De acordo com Prado, os próximos testes devem incluir novos elementos, como a localização geográfica das empresas. Segundo nossos resultados teóricos, as empresas tendem a optar pela similaridade de seus produtos. Pretendemos testar o comportamento dos empreendedores também com relação ao nível de diferenciação de seus produtos.
As experiências realizadas em Ribeirão Preto são o início de um projeto de construção de um laboratório de economia experimental na USP, disse o pesquisador. Esses experimentos possibilitam novas visões sobre o comportamento real dos indivíduos diante de desafios de ordem econômica e são um embrião para a implementação do laboratório.
Segregação
A pesquisa de Prado e Winter também investiga como a interação entre externalidades e o mercado pode levar a segregações sociais. A iniciativa surgiu com a observação de bairros na cidade de Jerusalém divididos entre populações de judeus ortodoxos e outros não religiosos.
A maneira como esses bairros se organizam tem relação com as externalidades das decisões de determinadas populações sobre outras. Assim que um grupo de judeus não religiosos passava a povoar determinado bairro, ortodoxos ocupavam outra localidade. Isso porque os grupos valorizam determinadas redes em detrimento de outras por conta de suas afinidades. Mas e se a oferta de serviços fundamentais a esses bairros não fizesse essa distinção entre grupos, como eles se comportariam?, questionou Winter, que vive em Jerusalém.
Nos resultados preliminares dos modelos matemáticos estudados, os pesquisadores observaram que uma situação de monopólio segregaria menos do que uma disputa entre duas empresas semelhantes.
Nossa análise mostra que a estrutura social espacial é muito afetada pela do mercado.
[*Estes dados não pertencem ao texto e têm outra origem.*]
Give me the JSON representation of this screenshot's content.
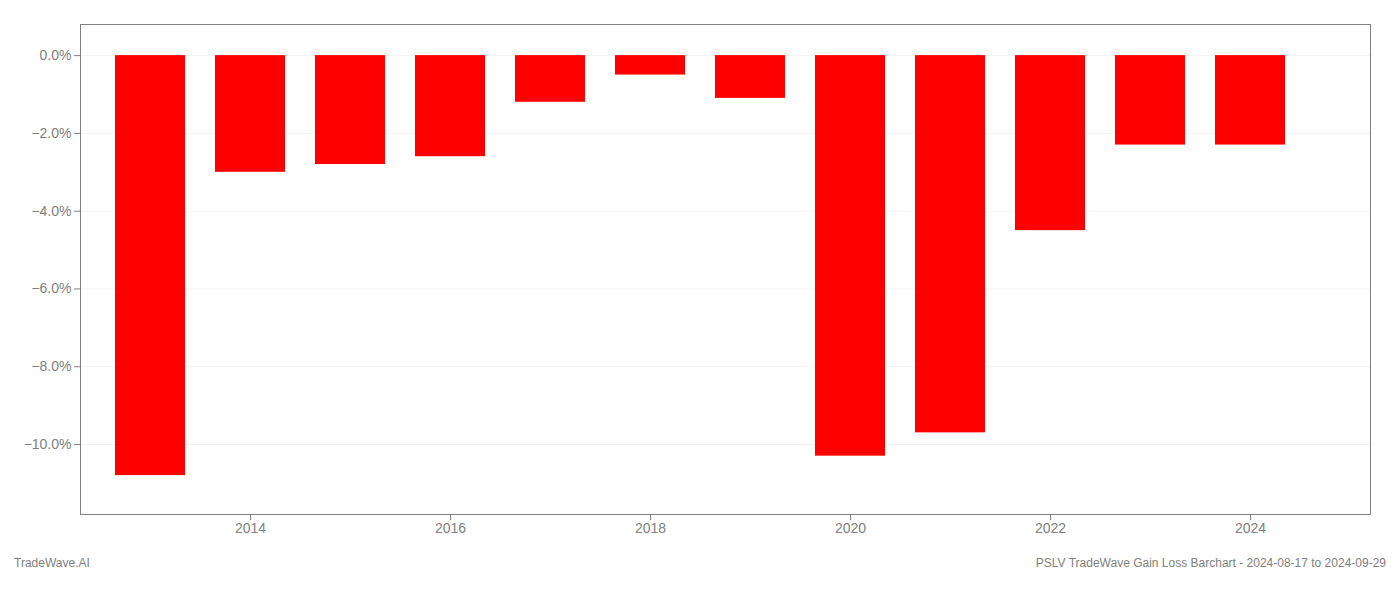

Mais especificamente, verificou-se que a estrutura do mercado oligopolista, em que um pequeno número de empresas opera, tende a ser mais segregadora do que uma estrutura monopolista, em que apenas uma empresa está operando, disse Winter.
Isso porque, de acordo com os resultados iniciais da pesquisa, sob monopólio os preços seriam mais elevados, pois não há competição, e consumidores de poder aquisitivo dos dois grupos culturais dividiriam a mesma região.
Já um duopólio poderia levar a preços excessivamente baixos, de forma a selecionar rapidamente consumidores de um grupo e, por conta disso, afastar os demais, que migrariam para a outra empresa e, consequentemente, para outro bairro, já que o primeiro foi dominado pela firma e pelo grupo contrários.
Winter alerta que o resultado não pode ser interpretado como uma justificativa ao monopólio. Os economistas são tipicamente muito contrários a mercados monopolizados, por boas razões. Em certa medida, o monopólio é o pior cenário em termos de bem-estar dos consumidores, mas o que nós mostramos é que, em um mercado com externalidades sociais como as que nós descrevemos, um duopólio pode ter piores consequências sociais, disse.
Segundo Prado, a pesquisa demonstrou que, em um monopólio, todos os bairros teriam frações dos dois grupos. Para o pesquisador, no entanto, há alternativas melhores.
Em vez de um monopólio que não segrega culturalmente e um oligopólio segregador, seria mais aceitável um mercado competitivo no qual muitas empresas estão autorizadas a operar e servir os consumidores de maneira regulada, sugeriu.